Mirelle was conscious of a change in Trecarrel towards her. She ceased to engross his attentions, which were now directed towards Orange. She could not recall anything she had said or done that would account for this change. When the Captain was alone with her, he was full of sympathy and tenderness as before, but this was only when they were alone. Trecarrel argued with himself that it would be unfair and ungentlemanly to throw her over abruptly. He would lower her into the water little by little, but the souse must come eventually. Some of the martyrs were let down inch by inch into boiling pitch, others were cast in headlong, and the fate of the latter was the preferable, and the judge who sentenced to it was the most humane. Mirelle suffered. For the first time in her life her heart had been roused, and it threw out its fibres towards Trecarrel for support. She was young, an exile, among those who were no associates, and he was the only person to whom she could disclose her thoughts and with whom she could converse as an equal. He had met her with warmth and with assurances of sympathy. Of late he had drawn back, and she had been left entirely to herself, whilst his attention was engrossed by Orange Tramplara.

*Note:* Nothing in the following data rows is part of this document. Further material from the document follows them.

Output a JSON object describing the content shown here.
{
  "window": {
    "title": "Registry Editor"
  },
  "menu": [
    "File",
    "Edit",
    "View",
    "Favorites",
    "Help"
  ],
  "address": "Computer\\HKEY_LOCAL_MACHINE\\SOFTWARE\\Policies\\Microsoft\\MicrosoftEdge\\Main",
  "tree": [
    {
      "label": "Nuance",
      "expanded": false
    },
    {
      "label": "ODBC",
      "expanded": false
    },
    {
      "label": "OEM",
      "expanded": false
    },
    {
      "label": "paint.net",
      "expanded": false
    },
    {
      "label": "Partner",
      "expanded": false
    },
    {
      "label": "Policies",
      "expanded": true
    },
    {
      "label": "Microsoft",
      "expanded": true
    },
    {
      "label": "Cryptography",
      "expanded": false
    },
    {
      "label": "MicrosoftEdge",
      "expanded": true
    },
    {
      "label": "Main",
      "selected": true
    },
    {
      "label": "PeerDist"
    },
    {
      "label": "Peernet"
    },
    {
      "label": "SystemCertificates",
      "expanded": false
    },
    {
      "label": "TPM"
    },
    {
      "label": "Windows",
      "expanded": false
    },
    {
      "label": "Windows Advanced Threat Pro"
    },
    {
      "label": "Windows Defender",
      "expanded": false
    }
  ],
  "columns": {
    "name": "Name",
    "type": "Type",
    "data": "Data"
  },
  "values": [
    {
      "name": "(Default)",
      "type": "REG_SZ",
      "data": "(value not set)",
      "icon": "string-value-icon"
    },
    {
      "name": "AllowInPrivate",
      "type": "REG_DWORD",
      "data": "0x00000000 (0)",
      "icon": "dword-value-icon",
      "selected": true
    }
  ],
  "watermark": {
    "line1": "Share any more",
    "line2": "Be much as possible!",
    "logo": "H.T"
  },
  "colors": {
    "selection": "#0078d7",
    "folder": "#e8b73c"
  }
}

But Orange, with no small spice of vindictiveness in her nature, urged the Captain to show civility to Mirelle. She knew the impression Trecarrel had made on her cousin's heart, and, now that she was sure of the Captain, she was ready to encourage him to play with and torture her rival. Women are only cruel to their own sex, and towards them they are remorseless.
'Do speak to Mirelle, she is so lonely. She does not get on with us. She does not understand our ways, she is Frenchified,' said Orange, with an amiable smile. The Captain thought this very kind of his betrothed, and was not slow to avail himself of the permission. Nevertheless, Mirelle perceived the insincerity of his profession. She was unaware of the engagement. This had not been talked about, and was by her unsuspected. Orange was well aware of the fascination exerted over Trecarrel by Mirelle: she knew that her own position with him had been threatened, almost lost. She was unable to forgive her cousin for her unconscious rivalry. She did not attempt to forgive her. She sought the surest means of punishing her. Mirelle was uneasy and unhappy. She considered all that had passed between her and Trecarrel. He had not professed more than fraternal affection, but his manner had implied more than his words had expressed. She became silent and abstracted, not more than usual towards the Trampleasures, for she had never spoken more than was necessary to them, nor had opened to them in the least, but silent before Trecarrel, and abstracted from her work at all times. The frank confidence she had accorded him was withdrawn, their interchange of ideas interrupted. She found herself now with no one to whom she could unfold, and she suffered the more acutely for having allowed herself to open at all. She began now to wish that John Herring were nearer, and to suspect that she had not treated him with sufficient consideration.
Mirelle was not jealous of Orange: she was surprised that Captain Trecarrel should find attractions in her. Mirelle had formed her own conception of her cousin's character; she thought her to be generous, warm, and impulsive; coarse in mind and feeling, but yet kindly. How could a gentleman such as the Captain find charms in such a person? Mirelle did not see the money, nor did she measure correctly the character of Orange.